Generative Image as Action Models

Mohit Shridhar,Yat Long Lo,Stephen James
2024-10-09
Abstract:Image-generation diffusion models have been fine-tuned to unlock new capabilities such as image-editing and novel view synthesis. Can we similarly unlock image-generation models for visuomotor control? We present GENIMA, a behavior-cloning agent that fine-tunes Stable Diffusion to 'draw joint-actions' as targets on RGB images. These images are fed into a controller that maps the visual targets into a sequence of joint-positions. We study GENIMA on 25 RLBench and 9 real-world manipulation tasks. We find that, by lifting actions into image-space, internet pre-trained diffusion models can generate policies that outperform state-of-the-art visuomotor approaches, especially in robustness to scene perturbations and generalizing to novel objects. Our method is also competitive with 3D agents, despite lacking priors such as depth, keypoints, or motion-planners.

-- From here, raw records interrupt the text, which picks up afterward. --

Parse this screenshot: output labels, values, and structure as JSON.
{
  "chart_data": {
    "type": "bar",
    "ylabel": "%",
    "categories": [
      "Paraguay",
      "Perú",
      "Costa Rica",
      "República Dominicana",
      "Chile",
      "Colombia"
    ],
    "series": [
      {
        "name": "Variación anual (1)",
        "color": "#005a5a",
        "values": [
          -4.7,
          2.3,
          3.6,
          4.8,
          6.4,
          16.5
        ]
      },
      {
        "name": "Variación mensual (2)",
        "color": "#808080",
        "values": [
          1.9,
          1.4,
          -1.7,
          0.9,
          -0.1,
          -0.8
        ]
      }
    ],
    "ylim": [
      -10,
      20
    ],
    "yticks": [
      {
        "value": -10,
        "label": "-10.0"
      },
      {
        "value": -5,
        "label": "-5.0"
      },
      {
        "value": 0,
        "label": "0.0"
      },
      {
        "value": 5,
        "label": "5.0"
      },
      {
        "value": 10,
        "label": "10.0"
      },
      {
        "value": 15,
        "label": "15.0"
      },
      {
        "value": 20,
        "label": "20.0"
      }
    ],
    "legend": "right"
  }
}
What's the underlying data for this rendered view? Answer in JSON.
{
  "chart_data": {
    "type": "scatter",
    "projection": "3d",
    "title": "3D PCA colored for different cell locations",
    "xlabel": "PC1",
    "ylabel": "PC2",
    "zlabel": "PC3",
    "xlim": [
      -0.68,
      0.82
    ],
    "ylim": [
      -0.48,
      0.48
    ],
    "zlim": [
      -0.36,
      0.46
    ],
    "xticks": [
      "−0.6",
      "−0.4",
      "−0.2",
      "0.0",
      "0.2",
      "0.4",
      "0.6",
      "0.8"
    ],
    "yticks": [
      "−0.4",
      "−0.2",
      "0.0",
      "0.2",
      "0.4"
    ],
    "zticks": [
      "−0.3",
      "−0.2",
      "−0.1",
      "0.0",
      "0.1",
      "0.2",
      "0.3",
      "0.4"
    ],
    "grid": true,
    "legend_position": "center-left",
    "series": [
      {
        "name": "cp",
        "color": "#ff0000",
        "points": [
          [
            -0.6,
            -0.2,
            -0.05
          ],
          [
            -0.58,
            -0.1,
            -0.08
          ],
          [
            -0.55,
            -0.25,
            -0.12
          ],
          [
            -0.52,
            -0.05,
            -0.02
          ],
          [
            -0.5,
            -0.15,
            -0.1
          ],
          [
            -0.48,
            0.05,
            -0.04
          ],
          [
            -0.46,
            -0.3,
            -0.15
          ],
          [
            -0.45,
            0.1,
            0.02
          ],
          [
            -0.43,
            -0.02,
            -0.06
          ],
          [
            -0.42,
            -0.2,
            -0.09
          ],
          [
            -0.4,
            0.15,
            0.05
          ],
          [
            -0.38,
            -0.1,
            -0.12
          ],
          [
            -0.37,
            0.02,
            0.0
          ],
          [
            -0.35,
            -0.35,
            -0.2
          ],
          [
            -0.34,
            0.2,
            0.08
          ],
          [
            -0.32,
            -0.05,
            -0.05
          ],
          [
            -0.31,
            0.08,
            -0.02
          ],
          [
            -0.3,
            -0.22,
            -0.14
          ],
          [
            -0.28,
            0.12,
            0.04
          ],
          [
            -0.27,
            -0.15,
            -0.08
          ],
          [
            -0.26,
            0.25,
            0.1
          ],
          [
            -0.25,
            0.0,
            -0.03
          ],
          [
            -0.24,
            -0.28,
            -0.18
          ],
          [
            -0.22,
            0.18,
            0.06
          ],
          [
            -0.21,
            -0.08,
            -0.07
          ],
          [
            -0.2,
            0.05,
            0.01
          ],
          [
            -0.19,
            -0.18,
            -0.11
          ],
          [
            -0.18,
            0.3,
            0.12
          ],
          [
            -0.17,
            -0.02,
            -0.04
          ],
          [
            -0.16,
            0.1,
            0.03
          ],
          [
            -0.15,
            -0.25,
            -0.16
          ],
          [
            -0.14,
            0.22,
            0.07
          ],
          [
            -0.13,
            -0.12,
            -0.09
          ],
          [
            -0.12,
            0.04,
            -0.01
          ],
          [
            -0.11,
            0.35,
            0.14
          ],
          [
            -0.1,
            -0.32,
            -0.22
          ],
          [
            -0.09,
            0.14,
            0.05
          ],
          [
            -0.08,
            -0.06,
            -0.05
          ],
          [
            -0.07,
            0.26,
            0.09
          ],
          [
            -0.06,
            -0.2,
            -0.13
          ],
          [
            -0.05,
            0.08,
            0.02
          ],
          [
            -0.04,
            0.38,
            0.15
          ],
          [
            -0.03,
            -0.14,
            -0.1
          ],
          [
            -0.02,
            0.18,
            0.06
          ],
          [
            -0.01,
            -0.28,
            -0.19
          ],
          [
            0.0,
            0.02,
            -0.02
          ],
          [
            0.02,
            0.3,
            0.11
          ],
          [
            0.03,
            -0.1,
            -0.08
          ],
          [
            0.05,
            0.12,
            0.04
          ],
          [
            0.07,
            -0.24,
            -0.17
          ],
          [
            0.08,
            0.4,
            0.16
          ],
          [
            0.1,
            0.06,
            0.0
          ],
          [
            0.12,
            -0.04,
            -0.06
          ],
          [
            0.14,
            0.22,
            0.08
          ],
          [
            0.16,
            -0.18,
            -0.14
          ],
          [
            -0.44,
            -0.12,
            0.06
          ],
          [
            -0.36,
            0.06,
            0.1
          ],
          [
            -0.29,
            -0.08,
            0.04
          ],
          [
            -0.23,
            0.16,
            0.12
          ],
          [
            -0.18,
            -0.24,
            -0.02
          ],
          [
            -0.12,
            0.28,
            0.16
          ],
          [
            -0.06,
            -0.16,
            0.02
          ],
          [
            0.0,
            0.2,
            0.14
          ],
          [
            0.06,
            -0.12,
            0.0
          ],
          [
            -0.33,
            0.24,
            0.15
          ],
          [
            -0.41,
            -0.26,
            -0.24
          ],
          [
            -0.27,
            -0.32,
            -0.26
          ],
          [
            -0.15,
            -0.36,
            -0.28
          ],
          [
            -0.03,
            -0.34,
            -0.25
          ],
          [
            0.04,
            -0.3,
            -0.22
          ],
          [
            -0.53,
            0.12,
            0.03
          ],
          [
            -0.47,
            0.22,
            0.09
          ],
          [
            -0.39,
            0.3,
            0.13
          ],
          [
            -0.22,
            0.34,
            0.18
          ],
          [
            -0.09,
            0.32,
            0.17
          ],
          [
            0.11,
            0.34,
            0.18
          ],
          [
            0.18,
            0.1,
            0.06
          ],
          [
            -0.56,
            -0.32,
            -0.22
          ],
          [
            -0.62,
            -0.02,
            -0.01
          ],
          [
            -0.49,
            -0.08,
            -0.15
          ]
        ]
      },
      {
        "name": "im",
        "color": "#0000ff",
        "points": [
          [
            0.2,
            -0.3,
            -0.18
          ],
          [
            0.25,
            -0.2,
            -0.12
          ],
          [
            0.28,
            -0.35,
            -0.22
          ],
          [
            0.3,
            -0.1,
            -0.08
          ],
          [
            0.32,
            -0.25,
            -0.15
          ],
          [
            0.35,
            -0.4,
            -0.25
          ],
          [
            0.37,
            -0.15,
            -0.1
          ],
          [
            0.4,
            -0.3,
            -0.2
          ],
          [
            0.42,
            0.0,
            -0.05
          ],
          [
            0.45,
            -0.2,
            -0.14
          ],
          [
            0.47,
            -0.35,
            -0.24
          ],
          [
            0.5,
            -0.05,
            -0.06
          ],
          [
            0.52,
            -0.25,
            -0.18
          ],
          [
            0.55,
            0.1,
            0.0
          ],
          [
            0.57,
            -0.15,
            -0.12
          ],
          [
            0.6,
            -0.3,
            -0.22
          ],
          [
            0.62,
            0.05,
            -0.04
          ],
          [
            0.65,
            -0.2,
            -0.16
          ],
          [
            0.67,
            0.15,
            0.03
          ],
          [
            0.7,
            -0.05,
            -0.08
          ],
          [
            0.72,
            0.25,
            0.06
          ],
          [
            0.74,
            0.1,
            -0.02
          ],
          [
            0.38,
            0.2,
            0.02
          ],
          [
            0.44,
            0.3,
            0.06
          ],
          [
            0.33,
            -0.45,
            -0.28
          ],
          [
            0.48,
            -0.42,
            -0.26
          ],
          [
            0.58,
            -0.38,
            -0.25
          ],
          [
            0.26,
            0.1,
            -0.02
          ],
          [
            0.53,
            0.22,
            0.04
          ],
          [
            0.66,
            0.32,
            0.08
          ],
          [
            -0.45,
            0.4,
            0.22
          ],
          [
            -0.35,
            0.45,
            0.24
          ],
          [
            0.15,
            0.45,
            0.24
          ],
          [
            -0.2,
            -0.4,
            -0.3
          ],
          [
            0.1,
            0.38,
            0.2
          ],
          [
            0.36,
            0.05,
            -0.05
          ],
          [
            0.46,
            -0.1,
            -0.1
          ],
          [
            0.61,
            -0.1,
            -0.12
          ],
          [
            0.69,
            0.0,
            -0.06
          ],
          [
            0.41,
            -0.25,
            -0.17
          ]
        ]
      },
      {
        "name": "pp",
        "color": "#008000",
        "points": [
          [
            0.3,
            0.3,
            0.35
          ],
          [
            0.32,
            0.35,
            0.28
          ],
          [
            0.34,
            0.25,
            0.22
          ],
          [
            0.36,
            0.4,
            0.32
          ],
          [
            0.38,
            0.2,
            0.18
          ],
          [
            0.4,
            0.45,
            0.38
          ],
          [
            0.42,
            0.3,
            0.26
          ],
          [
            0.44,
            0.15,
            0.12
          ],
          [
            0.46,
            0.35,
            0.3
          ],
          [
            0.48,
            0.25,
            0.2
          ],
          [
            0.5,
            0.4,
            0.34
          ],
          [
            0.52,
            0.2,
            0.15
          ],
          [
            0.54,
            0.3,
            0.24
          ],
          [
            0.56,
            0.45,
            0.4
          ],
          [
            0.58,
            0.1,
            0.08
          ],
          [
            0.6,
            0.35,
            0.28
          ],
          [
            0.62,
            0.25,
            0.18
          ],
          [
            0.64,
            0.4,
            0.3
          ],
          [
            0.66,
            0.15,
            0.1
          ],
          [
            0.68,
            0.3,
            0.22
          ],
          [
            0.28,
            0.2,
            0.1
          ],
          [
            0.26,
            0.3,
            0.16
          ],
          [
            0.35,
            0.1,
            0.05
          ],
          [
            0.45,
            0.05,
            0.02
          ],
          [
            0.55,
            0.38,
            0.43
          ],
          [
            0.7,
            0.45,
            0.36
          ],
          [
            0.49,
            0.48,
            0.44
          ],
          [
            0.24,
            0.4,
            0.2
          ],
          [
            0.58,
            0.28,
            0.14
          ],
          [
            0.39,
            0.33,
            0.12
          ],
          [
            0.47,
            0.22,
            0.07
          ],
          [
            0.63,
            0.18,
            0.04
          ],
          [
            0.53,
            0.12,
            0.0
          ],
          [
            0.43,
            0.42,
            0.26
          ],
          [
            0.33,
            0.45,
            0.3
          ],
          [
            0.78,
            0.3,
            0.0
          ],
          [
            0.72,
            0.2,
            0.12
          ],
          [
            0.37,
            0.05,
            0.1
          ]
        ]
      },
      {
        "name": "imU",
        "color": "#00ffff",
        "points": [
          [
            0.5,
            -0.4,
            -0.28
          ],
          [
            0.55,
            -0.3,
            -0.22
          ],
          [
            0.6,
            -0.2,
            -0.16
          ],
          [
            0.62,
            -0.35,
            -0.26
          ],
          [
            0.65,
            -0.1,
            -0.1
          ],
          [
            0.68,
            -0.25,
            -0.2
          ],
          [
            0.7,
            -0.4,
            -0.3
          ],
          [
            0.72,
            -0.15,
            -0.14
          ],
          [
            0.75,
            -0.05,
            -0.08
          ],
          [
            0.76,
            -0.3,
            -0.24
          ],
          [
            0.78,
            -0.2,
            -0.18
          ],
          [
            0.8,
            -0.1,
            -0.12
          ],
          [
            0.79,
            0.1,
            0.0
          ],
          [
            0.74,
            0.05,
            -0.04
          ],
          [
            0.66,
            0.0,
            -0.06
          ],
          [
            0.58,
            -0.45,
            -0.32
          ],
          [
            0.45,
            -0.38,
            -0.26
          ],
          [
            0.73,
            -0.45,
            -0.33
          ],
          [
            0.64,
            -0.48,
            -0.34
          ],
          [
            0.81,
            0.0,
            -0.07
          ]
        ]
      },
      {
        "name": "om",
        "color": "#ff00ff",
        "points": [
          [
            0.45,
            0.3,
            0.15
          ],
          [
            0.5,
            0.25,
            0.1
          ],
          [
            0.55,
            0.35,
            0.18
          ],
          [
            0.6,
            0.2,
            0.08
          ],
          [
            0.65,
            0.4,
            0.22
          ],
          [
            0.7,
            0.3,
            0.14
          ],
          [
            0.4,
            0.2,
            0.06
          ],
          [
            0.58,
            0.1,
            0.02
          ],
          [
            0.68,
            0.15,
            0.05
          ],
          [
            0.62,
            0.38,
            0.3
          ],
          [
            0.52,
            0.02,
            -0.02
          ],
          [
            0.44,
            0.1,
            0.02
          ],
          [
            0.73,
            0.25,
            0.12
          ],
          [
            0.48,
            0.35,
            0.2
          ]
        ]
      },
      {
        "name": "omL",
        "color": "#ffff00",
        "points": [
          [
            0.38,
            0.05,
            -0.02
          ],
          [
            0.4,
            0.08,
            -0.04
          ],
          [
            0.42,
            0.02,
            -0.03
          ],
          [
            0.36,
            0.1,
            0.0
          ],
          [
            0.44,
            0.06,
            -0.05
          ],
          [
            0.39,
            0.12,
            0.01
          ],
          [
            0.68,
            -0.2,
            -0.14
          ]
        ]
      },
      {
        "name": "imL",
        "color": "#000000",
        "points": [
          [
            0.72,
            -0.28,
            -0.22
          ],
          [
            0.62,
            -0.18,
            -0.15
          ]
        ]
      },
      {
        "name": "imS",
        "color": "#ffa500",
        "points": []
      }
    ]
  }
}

Robotics,Artificial Intelligence,Computation and Language,Computer Vision and Pattern Recognition,Machine Learning
What problem does this paper attempt to address?
The core problem that this paper attempts to solve is how to use the image generation model to generate robot actions in order to achieve visual - motion control. Specifically, the author proposes a behavior cloning agent named GENIMA, which fine - tunes the Stable Diffusion model to "draw joint actions" as targets on RGB images. These images are then input into a controller, which maps the visual targets into a series of joint positions. The main contributions of the paper are as follows: 1. **Propose a new problem formulation method**: Regarding joint action generation as an image generation problem enables the Internet pre - trained diffusion model to learn action patterns as visual patterns. 2. **Provide a proof - of - concept system**: This system can draw and execute joint actions. 3. **Show empirical results and insights**: Through simulation and real - world experiments, it is proved that GENIMA has the ability to handle scene perturbations and generalize to new objects. Especially without using prior information such as depth, key points or motion planners, its performance is close to that of 3D agents. The research background of the paper is that the existing robot learning methods have limitations in dealing with complex actions and scene changes. For example, although 3D - based agents perform well on specific tasks, they rely on prior information such as depth cameras, key points, task - specific scene boundaries and motion planners. GENIMA avoids relying on this prior information by representing actions as targets in images, thereby improving the generalization ability and robustness of the model. The paper verifies the effectiveness of GENIMA through experiments on 25 RLBench tasks and 9 real - world tasks. The experimental results show that GENIMA not only outperforms the existing state - of - the - art methods on multiple tasks, but also performs excellently in handling scene perturbations (such as random object colors, distractors, illumination changes, etc.) and generalizing to new objects.